Questo libro insegna che basta poco per aiutare, una parola, un sorriso, una minima considerazione e si può interrompere un loop mentale pericoloso per tutte le persone come Vera. Ma molte dovranno farlo da sole, dovranno avere la volontà di andare avanti, fidarsi e continuare a vivere.

“Il suicidio, ora che riusciva a vederlo per quello che realmente era, non serviva per liberarsi, non spezzava le catene, non dava la pace. Era un mostro. Un mostro cattivo, come quelli che si annidano sotto i letti dei bambini, che li terrorizzano ogni notte, finché non vincono. Il suicidio era uno che non amava perdere. Ma con lei lo aveva fatto; Vera lo aveva sconfitto decidendo di andare avanti, capendo che non sarebbe stata una soluzione, ma solo l’ennesimo problema per la sua famiglia. No. Essere forti è combattere. E Vera la sua battaglia l’aveva appena iniziata.”

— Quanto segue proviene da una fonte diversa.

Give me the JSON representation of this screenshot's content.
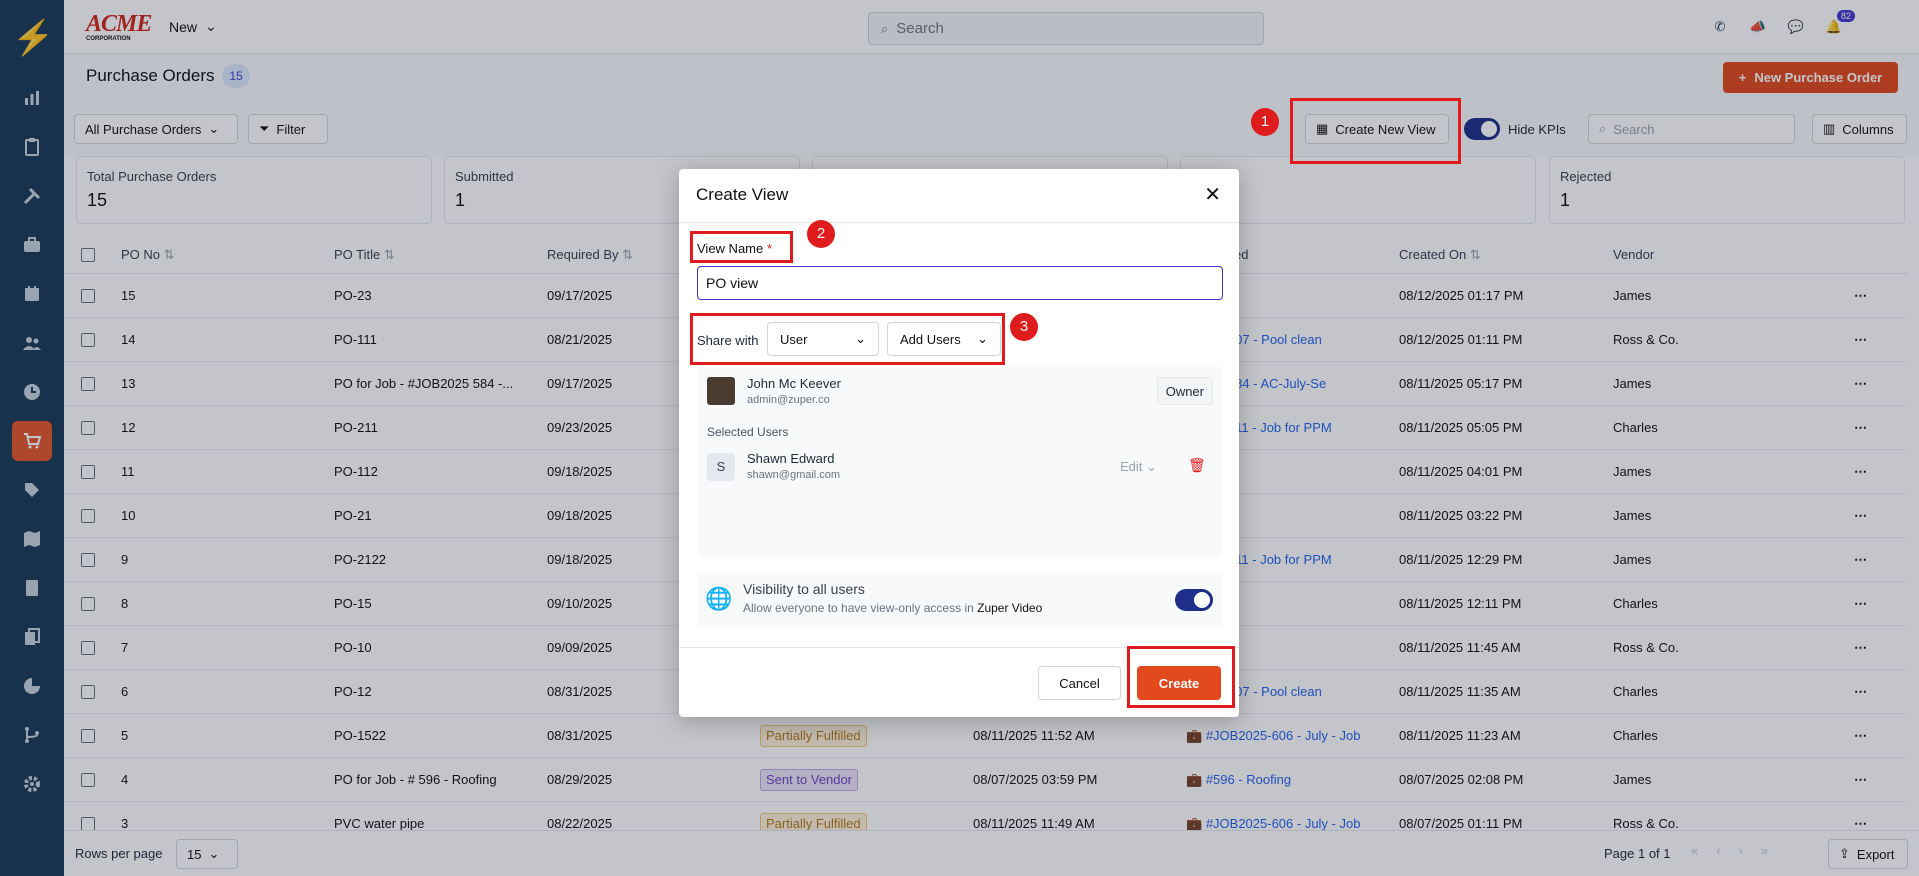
{
  "brand": {
    "logo_text": "ACME",
    "logo_sub": "CORPORATION"
  },
  "topbar": {
    "new_label": "New",
    "search_placeholder": "Search",
    "notification_count": "82"
  },
  "page": {
    "title": "Purchase Orders",
    "count": "15",
    "new_button": "New Purchase Order"
  },
  "toolbar": {
    "view_select": "All Purchase Orders",
    "filter": "Filter",
    "create_view": "Create New View",
    "hide_kpis": "Hide KPIs",
    "search_placeholder": "Search",
    "columns": "Columns"
  },
  "kpis": [
    {
      "label": "Total Purchase Orders",
      "value": "15"
    },
    {
      "label": "Submitted",
      "value": "1"
    },
    {
      "label": "Rejected",
      "value": "1"
    }
  ],
  "table": {
    "headers": {
      "po_no": "PO No",
      "po_title": "PO Title",
      "required_by": "Required By",
      "related": "ed",
      "created_on": "Created On",
      "vendor": "Vendor"
    },
    "rows": [
      {
        "no": "15",
        "title": "PO-23",
        "req": "09/17/2025",
        "status": "",
        "status_color": "",
        "created": "",
        "related": "",
        "created_on": "08/12/2025 01:17 PM",
        "vendor": "James"
      },
      {
        "no": "14",
        "title": "PO-111",
        "req": "08/21/2025",
        "status": "",
        "status_color": "",
        "created": "",
        "related": "B2025-607 - Pool clean",
        "created_on": "08/12/2025 01:11 PM",
        "vendor": "Ross & Co."
      },
      {
        "no": "13",
        "title": "PO for Job - #JOB2025 584 -...",
        "req": "09/17/2025",
        "status": "",
        "status_color": "",
        "created": "",
        "related": "B2025-584 - AC-July-Se",
        "created_on": "08/11/2025 05:17 PM",
        "vendor": "James"
      },
      {
        "no": "12",
        "title": "PO-211",
        "req": "09/23/2025",
        "status": "",
        "status_color": "",
        "created": "",
        "related": "B2025-611 - Job for PPM",
        "created_on": "08/11/2025 05:05 PM",
        "vendor": "Charles"
      },
      {
        "no": "11",
        "title": "PO-112",
        "req": "09/18/2025",
        "status": "",
        "status_color": "",
        "created": "",
        "related": "",
        "created_on": "08/11/2025 04:01 PM",
        "vendor": "James"
      },
      {
        "no": "10",
        "title": "PO-21",
        "req": "09/18/2025",
        "status": "",
        "status_color": "",
        "created": "",
        "related": "",
        "created_on": "08/11/2025 03:22 PM",
        "vendor": "James"
      },
      {
        "no": "9",
        "title": "PO-2122",
        "req": "09/18/2025",
        "status": "",
        "status_color": "",
        "created": "",
        "related": "B2025-611 - Job for PPM",
        "created_on": "08/11/2025 12:29 PM",
        "vendor": "James"
      },
      {
        "no": "8",
        "title": "PO-15",
        "req": "09/10/2025",
        "status": "",
        "status_color": "",
        "created": "",
        "related": "",
        "created_on": "08/11/2025 12:11 PM",
        "vendor": "Charles"
      },
      {
        "no": "7",
        "title": "PO-10",
        "req": "09/09/2025",
        "status": "",
        "status_color": "",
        "created": "",
        "related": "",
        "created_on": "08/11/2025 11:45 AM",
        "vendor": "Ross & Co."
      },
      {
        "no": "6",
        "title": "PO-12",
        "req": "08/31/2025",
        "status": "",
        "status_color": "",
        "created": "",
        "related": "B2025-607 - Pool clean",
        "created_on": "08/11/2025 11:35 AM",
        "vendor": "Charles"
      },
      {
        "no": "5",
        "title": "PO-1522",
        "req": "08/31/2025",
        "status": "Partially Fulfilled",
        "status_color": "#fdf1d8",
        "created": "08/11/2025 11:52 AM",
        "related": "#JOB2025-606 - July - Job",
        "created_on": "08/11/2025 11:23 AM",
        "vendor": "Charles"
      },
      {
        "no": "4",
        "title": "PO for Job - # 596 - Roofing",
        "req": "08/29/2025",
        "status": "Sent to Vendor",
        "status_color": "#ede4f7",
        "created": "08/07/2025 03:59 PM",
        "related": "#596 - Roofing",
        "created_on": "08/07/2025 02:08 PM",
        "vendor": "James"
      },
      {
        "no": "3",
        "title": "PVC water pipe",
        "req": "08/22/2025",
        "status": "Partially Fulfilled",
        "status_color": "#fdf1d8",
        "created": "08/11/2025 11:49 AM",
        "related": "#JOB2025-606 - July - Job",
        "created_on": "08/07/2025 01:11 PM",
        "vendor": "Ross & Co."
      }
    ]
  },
  "footer": {
    "rows_per_page_label": "Rows per page",
    "rows_per_page": "15",
    "page_info": "Page 1 of 1",
    "export": "Export"
  },
  "modal": {
    "title": "Create View",
    "view_name_label": "View Name",
    "required_mark": "*",
    "view_name_value": "PO view",
    "share_with_label": "Share with",
    "share_type": "User",
    "add_users": "Add Users",
    "owner": {
      "name": "John Mc Keever",
      "email": "admin@zuper.co",
      "role": "Owner"
    },
    "selected_users_label": "Selected Users",
    "selected_user": {
      "initial": "S",
      "name": "Shawn Edward",
      "email": "shawn@gmail.com",
      "permission": "Edit"
    },
    "visibility_title": "Visibility to all users",
    "visibility_desc": "Allow everyone to have view-only access in",
    "visibility_app": "Zuper Video",
    "cancel": "Cancel",
    "create": "Create"
  },
  "callouts": {
    "one": "1",
    "two": "2",
    "three": "3"
  },
  "colors": {
    "brand_orange": "#e24a1e",
    "sidebar": "#1b3b58",
    "accent": "#1e2f8a",
    "annotation_red": "#e01b1b"
  }
}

Sebbene questa storia porti a riflettere e sia piena di significati, e nonostante la scrittura semplice ma corretta, non è riuscita a coinvolgermi completamente. Spesso sono presenti troppi dettagli che dilungano la narrazione rendendola poco stimolante. Anche se ho compreso il motivo del soffermarsi sui gesti quotidiani, sul cambio d’abito, etc, che sono tutti piccolo grandi segnali di guarigione, hanno determinato un calo di interesse da parte mia. Quel pizzico di mistero che aleggia attorno a Daniele, e anche a Beatrice, ha reso la lettura meno piatta, ma, purtroppo, non sono riuscita ad apprezzare a pieno questa storia a causa del ritmo poco incalzante. 
Ho apprezzato molto i riferimenti artistici e letterari che ci dicono di più sulla personalità di Vera e stimolano l’immaginazione. 

“Vera decise di affrontare la sua seconda paura, oltre a quella della paura stessa: la sua immagine riflessa. 
Sapeva di non essere come la Donna di Eckersberg , in piedi di fronte a uno specchio, ma se non voleva tornare su quella banchina , ad aspettare un altro treno, doveva imparare a guardarsi, ad apprezzarsi e a volersi bene.”

“Le persone perfette non combattono, non mentono, non commettono errori e non esistono. (Aristotele)       
Fai almeno una volta al giorno una cosa che ti spaventi. (Eleanor Roosevelt)”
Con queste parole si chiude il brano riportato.